An der Bleichwiese werden Parkplätze gesperrt
Für den Kran und die Lagerfläche sollen etwa 40 Parkplätze auf der Bleichwiese für etwa zwei Wochen gesperrt werden. Rolf Hettich (CDU) mahnte zur Eile: „Schauen Sie, dass die Brücke so schnell wie möglich wegkommt, schließlich fallen laut dieser Planung etliche Parkplätze auf der Bleichwiese weg. Das ist nicht gut für den lokalen Handel und die Innenstadt von Backnang.“ Grundsätzlich bezeichnete es Hettich als gut, dass die marode Brücke wegkommt, „das hätte auch schon früher geschehen können“, so seine leichte Kritik. Fraktionskollege Gerhard Ketterer riet, man möge sofort wieder eine neue Brücke verlegen: „Wenn der große Kran schon da ist, dann sparen wir einen Haufen Geld.“ Dafür erntete er sofort Widerspruch von Ulrike Sturm. Die Grüne erinnerte daran, dass es auch schon andere Pläne mit der Brücke gab, wonach die Innenstadt besser und schöner angebunden werden könnte. Sturm räumte zwar ein, dass es angesichts der Haushaltslage und dem ohnehin schon bestehenden Rekordinvestitionsvolumen wenig Spielraum für ein solches Projekt gibt, „aber mittelfristig sollte die große Lösung nicht aus den Augen verloren werden“.
Von Matthias Nothstein
Schlimmer, als etwas nicht zu haben, ist, etwas zu haben, das nicht funktioniert. Der Steg ist ein typisches Beispiel.

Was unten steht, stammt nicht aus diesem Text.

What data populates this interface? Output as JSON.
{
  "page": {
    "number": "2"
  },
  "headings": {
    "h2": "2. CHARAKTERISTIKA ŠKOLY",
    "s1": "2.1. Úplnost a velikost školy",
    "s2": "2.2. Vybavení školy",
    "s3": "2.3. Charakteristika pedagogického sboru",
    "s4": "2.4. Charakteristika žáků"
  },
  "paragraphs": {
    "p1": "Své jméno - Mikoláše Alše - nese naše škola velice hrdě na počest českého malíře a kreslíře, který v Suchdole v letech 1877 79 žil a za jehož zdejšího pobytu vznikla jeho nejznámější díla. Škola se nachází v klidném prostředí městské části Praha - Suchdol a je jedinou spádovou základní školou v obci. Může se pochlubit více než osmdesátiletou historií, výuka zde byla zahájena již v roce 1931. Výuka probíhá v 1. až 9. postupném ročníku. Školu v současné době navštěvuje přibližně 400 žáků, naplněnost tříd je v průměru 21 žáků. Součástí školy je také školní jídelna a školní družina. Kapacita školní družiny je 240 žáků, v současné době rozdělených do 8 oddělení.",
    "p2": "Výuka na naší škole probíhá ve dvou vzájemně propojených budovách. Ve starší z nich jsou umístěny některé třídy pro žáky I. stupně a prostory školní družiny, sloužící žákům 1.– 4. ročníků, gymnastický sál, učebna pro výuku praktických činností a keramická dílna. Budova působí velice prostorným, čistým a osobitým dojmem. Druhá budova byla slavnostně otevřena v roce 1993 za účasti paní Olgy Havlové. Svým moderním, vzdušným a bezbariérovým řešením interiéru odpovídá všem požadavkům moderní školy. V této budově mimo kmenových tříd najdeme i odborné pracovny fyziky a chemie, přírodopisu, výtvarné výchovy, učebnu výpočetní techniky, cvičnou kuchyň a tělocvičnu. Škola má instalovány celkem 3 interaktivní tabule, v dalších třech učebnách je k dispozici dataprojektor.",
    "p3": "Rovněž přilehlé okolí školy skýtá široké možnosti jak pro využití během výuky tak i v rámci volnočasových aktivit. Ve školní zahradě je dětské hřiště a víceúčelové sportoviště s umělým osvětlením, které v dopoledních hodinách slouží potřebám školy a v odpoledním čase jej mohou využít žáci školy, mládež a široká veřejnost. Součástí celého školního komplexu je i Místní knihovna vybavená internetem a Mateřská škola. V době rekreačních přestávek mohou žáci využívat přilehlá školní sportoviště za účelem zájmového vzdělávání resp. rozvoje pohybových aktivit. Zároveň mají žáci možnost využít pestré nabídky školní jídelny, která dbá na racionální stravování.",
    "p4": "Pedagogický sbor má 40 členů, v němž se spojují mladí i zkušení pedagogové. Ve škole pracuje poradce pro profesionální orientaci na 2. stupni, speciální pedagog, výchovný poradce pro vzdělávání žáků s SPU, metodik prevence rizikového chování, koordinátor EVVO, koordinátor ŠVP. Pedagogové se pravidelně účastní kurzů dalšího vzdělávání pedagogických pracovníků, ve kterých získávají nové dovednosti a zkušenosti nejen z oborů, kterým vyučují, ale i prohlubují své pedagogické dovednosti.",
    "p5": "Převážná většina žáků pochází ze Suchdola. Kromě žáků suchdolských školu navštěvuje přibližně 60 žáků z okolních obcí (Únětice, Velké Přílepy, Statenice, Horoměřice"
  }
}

Würde es ihn nicht geben, so würden ihn wohl wenige vermissen. So aber steht er verrammelt da als stummer Schrei: „Hier liegt etwas im Argen.“ Insofern ist es ein gutes Signal, dass er jetzt abgerissen wird. Es mag sein, dass dies nicht schon früher möglich war. Das Gasleitungsargument erscheint schlüssig. Ist der Steg erst einmal weg, gibt es keinen Grund mehr, eine Entscheidung übers Knie zu brechen. Vielmehr ist es Backnang zu wünschen, dass dann eine optimale Lösung gefunden wird, die die Attraktivität der Stadt noch erhöht. Es besteht aber auch die Gefahr, dass nie mehr etwas passiert. Das wäre die schlechteste aller Entscheidungen.